Comic Book Character Classification
To hone my understanding of deep learning, and because I think it would be awesome, I’ve had a goal to use neural nets to reason about comic books. Things like classifying characters in a drawing, describing the action sequence of panels, or reading and writing a comic book, are not impossible tasks for a machine to perform nowadays. Sure, I could have chosen a more manageable project. But, I learn best when invested in the material; therefore, there is no better project for a person who rarely misses visiting Isotope Comics every Wednesday.

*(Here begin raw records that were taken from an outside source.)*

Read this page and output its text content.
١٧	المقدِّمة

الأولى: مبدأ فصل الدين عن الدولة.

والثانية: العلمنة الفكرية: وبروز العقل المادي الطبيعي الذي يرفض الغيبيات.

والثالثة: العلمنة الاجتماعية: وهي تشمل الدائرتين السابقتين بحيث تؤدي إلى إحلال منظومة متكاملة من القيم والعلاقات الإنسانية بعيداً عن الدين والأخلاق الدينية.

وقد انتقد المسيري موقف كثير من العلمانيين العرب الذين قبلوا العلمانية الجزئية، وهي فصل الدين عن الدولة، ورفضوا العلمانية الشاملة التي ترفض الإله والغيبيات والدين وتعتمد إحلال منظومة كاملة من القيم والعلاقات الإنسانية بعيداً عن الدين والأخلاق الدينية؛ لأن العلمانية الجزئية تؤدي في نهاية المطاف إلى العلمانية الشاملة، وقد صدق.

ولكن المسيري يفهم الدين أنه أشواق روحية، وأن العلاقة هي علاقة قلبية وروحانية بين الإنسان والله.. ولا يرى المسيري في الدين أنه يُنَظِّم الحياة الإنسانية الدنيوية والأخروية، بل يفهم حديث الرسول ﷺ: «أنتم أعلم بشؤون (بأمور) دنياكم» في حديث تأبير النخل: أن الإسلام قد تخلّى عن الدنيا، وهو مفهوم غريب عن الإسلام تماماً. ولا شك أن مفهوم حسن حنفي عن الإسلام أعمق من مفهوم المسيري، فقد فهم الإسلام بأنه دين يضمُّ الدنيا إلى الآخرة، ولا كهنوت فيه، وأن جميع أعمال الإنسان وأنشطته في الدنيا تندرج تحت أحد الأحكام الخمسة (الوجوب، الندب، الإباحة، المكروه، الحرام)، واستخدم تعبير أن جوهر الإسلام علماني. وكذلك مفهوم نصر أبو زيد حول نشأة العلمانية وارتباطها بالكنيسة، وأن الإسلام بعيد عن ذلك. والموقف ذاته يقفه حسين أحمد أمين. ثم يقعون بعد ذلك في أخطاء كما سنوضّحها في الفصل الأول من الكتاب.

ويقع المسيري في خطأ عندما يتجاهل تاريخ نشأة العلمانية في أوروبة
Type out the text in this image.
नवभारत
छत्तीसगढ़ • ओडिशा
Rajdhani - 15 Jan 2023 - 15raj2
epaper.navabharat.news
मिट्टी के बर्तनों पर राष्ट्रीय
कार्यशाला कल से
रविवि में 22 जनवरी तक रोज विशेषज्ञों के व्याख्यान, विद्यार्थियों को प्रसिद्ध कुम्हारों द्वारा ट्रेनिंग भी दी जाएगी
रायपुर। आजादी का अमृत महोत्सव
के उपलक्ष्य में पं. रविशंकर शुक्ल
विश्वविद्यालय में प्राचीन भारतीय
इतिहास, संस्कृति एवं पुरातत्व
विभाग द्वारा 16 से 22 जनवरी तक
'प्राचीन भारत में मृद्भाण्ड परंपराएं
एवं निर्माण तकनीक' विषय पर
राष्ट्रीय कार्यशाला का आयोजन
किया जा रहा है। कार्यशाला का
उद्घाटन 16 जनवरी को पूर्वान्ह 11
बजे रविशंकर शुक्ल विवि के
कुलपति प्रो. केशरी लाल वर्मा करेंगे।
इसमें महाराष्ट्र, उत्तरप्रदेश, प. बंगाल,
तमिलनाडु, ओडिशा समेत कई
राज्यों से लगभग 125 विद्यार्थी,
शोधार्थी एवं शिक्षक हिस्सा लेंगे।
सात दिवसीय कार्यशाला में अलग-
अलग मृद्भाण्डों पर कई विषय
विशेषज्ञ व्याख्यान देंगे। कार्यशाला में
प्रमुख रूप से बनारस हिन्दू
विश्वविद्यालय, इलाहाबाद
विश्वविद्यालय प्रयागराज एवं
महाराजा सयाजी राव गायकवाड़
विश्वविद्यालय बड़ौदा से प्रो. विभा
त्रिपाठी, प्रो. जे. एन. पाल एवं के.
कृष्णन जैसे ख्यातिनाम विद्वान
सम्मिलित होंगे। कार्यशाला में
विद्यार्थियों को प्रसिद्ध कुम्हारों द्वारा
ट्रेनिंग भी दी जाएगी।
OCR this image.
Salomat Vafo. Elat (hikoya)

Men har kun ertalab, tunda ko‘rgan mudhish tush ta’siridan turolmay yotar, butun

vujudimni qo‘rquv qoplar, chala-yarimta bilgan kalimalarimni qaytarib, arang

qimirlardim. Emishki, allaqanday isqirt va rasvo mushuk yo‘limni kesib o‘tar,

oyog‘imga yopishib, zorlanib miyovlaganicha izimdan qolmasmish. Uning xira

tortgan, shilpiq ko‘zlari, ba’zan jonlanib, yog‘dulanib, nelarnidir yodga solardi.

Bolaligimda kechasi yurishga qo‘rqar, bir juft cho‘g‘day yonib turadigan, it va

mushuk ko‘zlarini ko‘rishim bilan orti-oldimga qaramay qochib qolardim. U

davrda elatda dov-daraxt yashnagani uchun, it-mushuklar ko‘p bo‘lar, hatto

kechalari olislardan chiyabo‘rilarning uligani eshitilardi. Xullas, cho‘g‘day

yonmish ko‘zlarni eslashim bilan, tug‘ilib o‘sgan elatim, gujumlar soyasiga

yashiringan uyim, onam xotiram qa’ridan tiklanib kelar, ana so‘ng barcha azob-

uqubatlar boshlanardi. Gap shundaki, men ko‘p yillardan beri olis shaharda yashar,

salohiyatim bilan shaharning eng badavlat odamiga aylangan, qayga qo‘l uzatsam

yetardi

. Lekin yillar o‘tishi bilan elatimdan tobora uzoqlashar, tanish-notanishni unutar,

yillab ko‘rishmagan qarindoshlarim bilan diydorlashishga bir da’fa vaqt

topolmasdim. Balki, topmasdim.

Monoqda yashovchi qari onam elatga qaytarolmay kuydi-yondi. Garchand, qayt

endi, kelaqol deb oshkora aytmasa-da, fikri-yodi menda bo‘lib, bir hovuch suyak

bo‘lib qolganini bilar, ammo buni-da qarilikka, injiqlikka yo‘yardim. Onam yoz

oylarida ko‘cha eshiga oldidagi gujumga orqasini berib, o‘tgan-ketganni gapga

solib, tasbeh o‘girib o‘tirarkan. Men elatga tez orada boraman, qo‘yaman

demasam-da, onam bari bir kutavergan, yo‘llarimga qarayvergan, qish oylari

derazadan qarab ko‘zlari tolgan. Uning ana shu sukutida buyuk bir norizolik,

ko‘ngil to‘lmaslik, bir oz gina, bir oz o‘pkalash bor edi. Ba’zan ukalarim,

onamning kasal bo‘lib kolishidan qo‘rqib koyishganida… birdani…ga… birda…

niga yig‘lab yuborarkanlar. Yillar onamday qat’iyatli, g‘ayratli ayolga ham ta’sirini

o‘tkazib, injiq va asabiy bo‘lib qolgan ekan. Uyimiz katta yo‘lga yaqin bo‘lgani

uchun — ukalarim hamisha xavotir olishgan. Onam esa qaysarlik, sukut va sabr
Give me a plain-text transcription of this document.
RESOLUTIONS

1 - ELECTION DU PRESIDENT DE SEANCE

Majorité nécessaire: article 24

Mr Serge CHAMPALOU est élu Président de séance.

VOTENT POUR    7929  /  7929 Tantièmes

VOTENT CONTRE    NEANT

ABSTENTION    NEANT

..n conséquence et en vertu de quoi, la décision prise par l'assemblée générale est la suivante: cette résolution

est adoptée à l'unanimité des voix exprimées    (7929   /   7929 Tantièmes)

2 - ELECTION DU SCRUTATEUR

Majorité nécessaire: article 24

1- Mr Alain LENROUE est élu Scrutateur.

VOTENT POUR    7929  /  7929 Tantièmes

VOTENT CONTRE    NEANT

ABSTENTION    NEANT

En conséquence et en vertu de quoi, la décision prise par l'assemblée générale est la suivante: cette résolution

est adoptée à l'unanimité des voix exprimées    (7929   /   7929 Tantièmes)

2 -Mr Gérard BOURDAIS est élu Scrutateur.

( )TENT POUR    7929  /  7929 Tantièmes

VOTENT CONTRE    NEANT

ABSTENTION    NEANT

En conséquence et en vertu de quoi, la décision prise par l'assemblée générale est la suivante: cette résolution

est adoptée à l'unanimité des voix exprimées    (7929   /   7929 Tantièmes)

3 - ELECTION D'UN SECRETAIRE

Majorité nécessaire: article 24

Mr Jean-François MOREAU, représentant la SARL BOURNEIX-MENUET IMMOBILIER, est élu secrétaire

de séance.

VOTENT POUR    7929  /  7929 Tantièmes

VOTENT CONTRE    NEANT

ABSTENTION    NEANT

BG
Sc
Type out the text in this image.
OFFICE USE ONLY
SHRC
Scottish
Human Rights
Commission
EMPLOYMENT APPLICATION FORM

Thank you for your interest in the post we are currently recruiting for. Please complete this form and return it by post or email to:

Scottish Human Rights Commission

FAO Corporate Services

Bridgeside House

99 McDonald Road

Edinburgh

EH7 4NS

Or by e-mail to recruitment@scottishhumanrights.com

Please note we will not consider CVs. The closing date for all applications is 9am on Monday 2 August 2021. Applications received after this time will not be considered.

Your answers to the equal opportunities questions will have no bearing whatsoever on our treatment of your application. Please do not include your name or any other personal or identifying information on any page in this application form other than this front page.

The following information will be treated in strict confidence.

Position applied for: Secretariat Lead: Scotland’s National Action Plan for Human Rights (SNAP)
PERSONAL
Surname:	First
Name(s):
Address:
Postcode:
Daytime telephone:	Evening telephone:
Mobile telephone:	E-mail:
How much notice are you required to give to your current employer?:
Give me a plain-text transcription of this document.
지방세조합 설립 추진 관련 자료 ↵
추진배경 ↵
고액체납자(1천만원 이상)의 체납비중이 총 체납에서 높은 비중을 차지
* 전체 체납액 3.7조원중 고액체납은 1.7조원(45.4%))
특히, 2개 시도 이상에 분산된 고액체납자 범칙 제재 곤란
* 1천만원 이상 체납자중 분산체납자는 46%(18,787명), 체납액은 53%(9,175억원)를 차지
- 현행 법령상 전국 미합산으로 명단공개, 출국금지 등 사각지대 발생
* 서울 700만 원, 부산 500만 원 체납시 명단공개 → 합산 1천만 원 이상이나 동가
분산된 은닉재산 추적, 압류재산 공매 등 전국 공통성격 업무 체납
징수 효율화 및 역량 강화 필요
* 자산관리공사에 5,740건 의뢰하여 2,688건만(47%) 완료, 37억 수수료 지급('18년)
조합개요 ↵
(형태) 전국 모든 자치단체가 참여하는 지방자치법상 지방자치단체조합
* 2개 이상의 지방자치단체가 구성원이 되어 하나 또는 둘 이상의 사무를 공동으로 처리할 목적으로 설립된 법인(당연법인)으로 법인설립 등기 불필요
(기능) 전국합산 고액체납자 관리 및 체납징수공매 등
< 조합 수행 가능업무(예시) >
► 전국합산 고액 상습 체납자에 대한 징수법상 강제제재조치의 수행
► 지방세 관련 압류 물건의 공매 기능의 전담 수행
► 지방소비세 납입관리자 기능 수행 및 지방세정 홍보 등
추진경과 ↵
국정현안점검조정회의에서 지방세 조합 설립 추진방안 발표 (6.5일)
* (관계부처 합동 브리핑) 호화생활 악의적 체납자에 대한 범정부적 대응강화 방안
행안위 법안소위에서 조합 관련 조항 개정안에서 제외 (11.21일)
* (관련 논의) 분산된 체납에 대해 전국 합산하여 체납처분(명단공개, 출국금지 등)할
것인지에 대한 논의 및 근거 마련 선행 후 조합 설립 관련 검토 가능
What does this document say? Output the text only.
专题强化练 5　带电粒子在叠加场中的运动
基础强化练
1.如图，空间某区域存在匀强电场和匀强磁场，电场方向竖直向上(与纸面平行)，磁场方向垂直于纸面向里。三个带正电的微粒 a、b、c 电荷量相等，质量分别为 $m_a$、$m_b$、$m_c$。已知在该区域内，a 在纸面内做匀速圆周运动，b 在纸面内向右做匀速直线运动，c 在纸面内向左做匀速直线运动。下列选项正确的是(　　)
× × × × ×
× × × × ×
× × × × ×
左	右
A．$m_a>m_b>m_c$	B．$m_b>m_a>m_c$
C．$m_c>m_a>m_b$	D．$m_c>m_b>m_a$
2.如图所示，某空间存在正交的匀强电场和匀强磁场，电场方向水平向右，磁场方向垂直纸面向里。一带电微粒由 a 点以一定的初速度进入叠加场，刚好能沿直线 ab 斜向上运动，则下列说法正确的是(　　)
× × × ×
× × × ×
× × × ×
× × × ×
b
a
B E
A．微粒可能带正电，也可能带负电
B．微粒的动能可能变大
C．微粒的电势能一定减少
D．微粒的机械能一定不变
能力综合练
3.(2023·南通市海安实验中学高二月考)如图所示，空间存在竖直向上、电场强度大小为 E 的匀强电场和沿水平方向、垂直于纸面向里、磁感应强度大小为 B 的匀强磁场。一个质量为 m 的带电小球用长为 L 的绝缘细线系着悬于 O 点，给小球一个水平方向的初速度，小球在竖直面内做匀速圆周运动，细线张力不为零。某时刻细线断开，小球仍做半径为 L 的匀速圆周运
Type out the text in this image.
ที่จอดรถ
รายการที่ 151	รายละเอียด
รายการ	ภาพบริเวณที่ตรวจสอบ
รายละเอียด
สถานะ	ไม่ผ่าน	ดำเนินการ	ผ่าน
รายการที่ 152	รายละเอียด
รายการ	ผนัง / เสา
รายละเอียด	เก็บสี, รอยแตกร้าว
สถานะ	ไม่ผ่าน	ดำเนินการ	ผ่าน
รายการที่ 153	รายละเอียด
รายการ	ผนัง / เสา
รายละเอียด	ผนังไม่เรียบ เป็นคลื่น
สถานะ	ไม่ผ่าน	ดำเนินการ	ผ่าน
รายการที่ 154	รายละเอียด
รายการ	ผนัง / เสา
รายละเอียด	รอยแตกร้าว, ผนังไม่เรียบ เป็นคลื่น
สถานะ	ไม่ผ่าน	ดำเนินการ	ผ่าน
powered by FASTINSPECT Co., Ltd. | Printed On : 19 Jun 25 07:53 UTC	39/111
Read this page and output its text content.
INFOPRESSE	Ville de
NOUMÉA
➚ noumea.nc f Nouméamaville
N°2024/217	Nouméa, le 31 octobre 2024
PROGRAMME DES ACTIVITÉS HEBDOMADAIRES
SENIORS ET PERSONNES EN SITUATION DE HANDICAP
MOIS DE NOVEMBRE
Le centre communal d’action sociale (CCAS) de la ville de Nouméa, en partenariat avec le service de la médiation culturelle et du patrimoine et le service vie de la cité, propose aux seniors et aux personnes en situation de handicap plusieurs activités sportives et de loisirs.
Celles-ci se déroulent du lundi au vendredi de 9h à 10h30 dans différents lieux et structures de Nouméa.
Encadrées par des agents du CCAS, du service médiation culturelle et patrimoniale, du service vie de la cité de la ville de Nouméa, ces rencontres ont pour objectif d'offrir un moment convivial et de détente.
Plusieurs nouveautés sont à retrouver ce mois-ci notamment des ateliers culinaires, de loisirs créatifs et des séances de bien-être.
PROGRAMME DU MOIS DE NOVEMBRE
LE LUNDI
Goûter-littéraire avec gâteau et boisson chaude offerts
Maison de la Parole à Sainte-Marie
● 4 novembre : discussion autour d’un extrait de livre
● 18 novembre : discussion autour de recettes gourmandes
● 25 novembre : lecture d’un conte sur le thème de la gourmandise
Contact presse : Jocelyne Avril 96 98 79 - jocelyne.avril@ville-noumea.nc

Eighty-percent of Data Science Is
As always the case, before I get to do any fun data science, I have to first procure a dataset that can support training a machine learner for the given task. For any new task, like reasoning about comic books, obtaining a dataset can be a real grind.
I spent a couple of months developing (but mostly debugging) a web-scraper to pull comic book covers and metadata from The Grand Comics Database. Eventually, I had a battle-hardened Python script that could programmatically traverse the site, allowing me to queue up jobs that would pull down thousands of issues with the push of a button.
Meanwhile, back at the Hall of Justice…
Fast forward several months, and after running the web scraper across the majority of publishers in the comics industry, I scraped 112K+ issues with accompanying cover images and metadata.
The metadata is rich. Everything from the paper stock to the binding, to the number of pages and the on-sale-date, is there. What interests me most are the fields associated with the cover image, the ones prefixed with cover_
. These all have the potential to be highly informative labels in a supervised task on the cover image.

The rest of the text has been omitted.